With support from NICHD’s Human Placenta Project, researchers developed a potential same-day test to identify abnormal fetal chromosomes, a common cause of pregnancy loss. The investigators compared their Short-read Transpore Rapid Karyotyping (STORK) test with standard methods by evaluating more than 200 diverse tissue and fluid samples. Their results suggest that STORK can quickly and inexpensively detect extra or missing chromosomes with accuracy comparable to that of standard tests. Although larger studies are needed to validate STORK, it may be useful for providing rapid identification of genetic causes of miscarriage and in screening embryos produced by in vitro fertilization.

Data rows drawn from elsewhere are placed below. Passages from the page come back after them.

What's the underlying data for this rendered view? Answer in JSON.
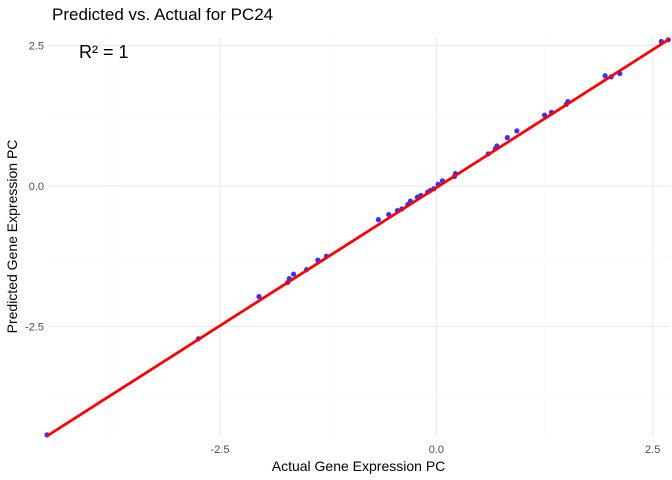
{
  "chart_data": {
    "type": "scatter",
    "title": "Predicted vs. Actual for PC24",
    "xlabel": "Actual Gene Expression PC",
    "ylabel": "Predicted Gene Expression PC",
    "annotation": "R² = 1",
    "xlim": [
      -4.5,
      2.7
    ],
    "ylim": [
      -4.45,
      2.65
    ],
    "x_ticks": [
      -2.5,
      0.0,
      2.5
    ],
    "x_tick_labels": [
      "-2.5",
      "0.0",
      "2.5"
    ],
    "y_ticks": [
      -2.5,
      0.0,
      2.5
    ],
    "y_tick_labels": [
      "-2.5",
      "0.0",
      "2.5"
    ],
    "grid": true,
    "legend": "none",
    "point_color": "#3333ff",
    "line_color": "#ff0000",
    "fit_line": {
      "x": [
        -4.5,
        2.7
      ],
      "y": [
        -4.45,
        2.62
      ]
    },
    "points": [
      {
        "x": -4.5,
        "y": -4.43
      },
      {
        "x": -2.75,
        "y": -2.72
      },
      {
        "x": -2.05,
        "y": -1.97
      },
      {
        "x": -1.72,
        "y": -1.72
      },
      {
        "x": -1.7,
        "y": -1.65
      },
      {
        "x": -1.65,
        "y": -1.57
      },
      {
        "x": -1.5,
        "y": -1.49
      },
      {
        "x": -1.37,
        "y": -1.32
      },
      {
        "x": -1.27,
        "y": -1.25
      },
      {
        "x": -0.67,
        "y": -0.6
      },
      {
        "x": -0.55,
        "y": -0.51
      },
      {
        "x": -0.45,
        "y": -0.44
      },
      {
        "x": -0.4,
        "y": -0.41
      },
      {
        "x": -0.33,
        "y": -0.33
      },
      {
        "x": -0.3,
        "y": -0.27
      },
      {
        "x": -0.22,
        "y": -0.2
      },
      {
        "x": -0.18,
        "y": -0.17
      },
      {
        "x": -0.1,
        "y": -0.11
      },
      {
        "x": -0.07,
        "y": -0.08
      },
      {
        "x": -0.03,
        "y": -0.05
      },
      {
        "x": 0.02,
        "y": 0.03
      },
      {
        "x": 0.07,
        "y": 0.09
      },
      {
        "x": 0.21,
        "y": 0.17
      },
      {
        "x": 0.22,
        "y": 0.22
      },
      {
        "x": 0.6,
        "y": 0.57
      },
      {
        "x": 0.68,
        "y": 0.66
      },
      {
        "x": 0.7,
        "y": 0.71
      },
      {
        "x": 0.82,
        "y": 0.86
      },
      {
        "x": 0.93,
        "y": 0.98
      },
      {
        "x": 1.25,
        "y": 1.26
      },
      {
        "x": 1.33,
        "y": 1.31
      },
      {
        "x": 1.5,
        "y": 1.45
      },
      {
        "x": 1.52,
        "y": 1.5
      },
      {
        "x": 1.95,
        "y": 1.96
      },
      {
        "x": 2.02,
        "y": 1.94
      },
      {
        "x": 2.12,
        "y": 2.0
      },
      {
        "x": 2.6,
        "y": 2.57
      },
      {
        "x": 2.68,
        "y": 2.6
      }
    ]
  }
}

To advance understanding of fertility and infertility, one NICHD-funded study found that weight loss before infertility treatment does not improve the live birth rate among women with obesity and unexplained infertility. Researchers found no difference in the proportion of live births among women with obesity and unexplained infertility who lost weight before infertility treatment and a similar group who did not lose weight before treatment. The findings from this study of nearly 380 women suggest that there is insufficient evidence to recommend preconception weight loss prior to treatment of infertility in women with obesity and unexplained infertility.

Another study, conducted by NICHD scientists, found that children conceived through infertility treatment may have a higher risk for asthma and allergies. Compared to children conceived without infertility treatment, those conceived after treatment were more likely to have persistent wheeze by age 3, a potential indication of asthma. At 7 to 9 years old, children conceived with treatment were 30% more likely to have asthma, 77% more likely to have eczema, and 45% more likely to have a prescription for an allergy medication. Further research is needed to explore how infertility treatment or parental fertility may influence the development of asthma and allergy in children.

The institute also supports a broad portfolio of basic research and clinical studies on contraception. For example, NICHD-supported work identified potential nonhormonal male contraceptives that block the action of bromodomain testis-specific protein (BRDT), which comprises the two closely related domains, BD1 and BD2. Previous studies established that BRDT-BD1 is essential for fertility in mice and suggested that blocking BRDT-BD2 may cause undesirable side effects. Using a novel screening technique, the researchers evaluated more than 4.5 billion small-molecule compounds to identify several that potently inhibit BRDT-BD1 but do not affect BDRT-B2. Research efforts on this nonhormonal contraceptive target are ongoing.

Another contraceptive strategy used antibodies to cause sperm to clump together and become immobilized, a process called agglutination. These antibodies also have the potential to trap pathogens in mucus, a feature that NICHD-supported scientists described in a recent review article. Mucus trapping can prevent pathogens from infecting cells and accelerate their removal from the body. Developing ways to exploit this feature of antibodies holds promise for developing both topical contraceptives and multipurpose prevention technologies—products designed to prevent both pregnancy and sexually transmitted infections.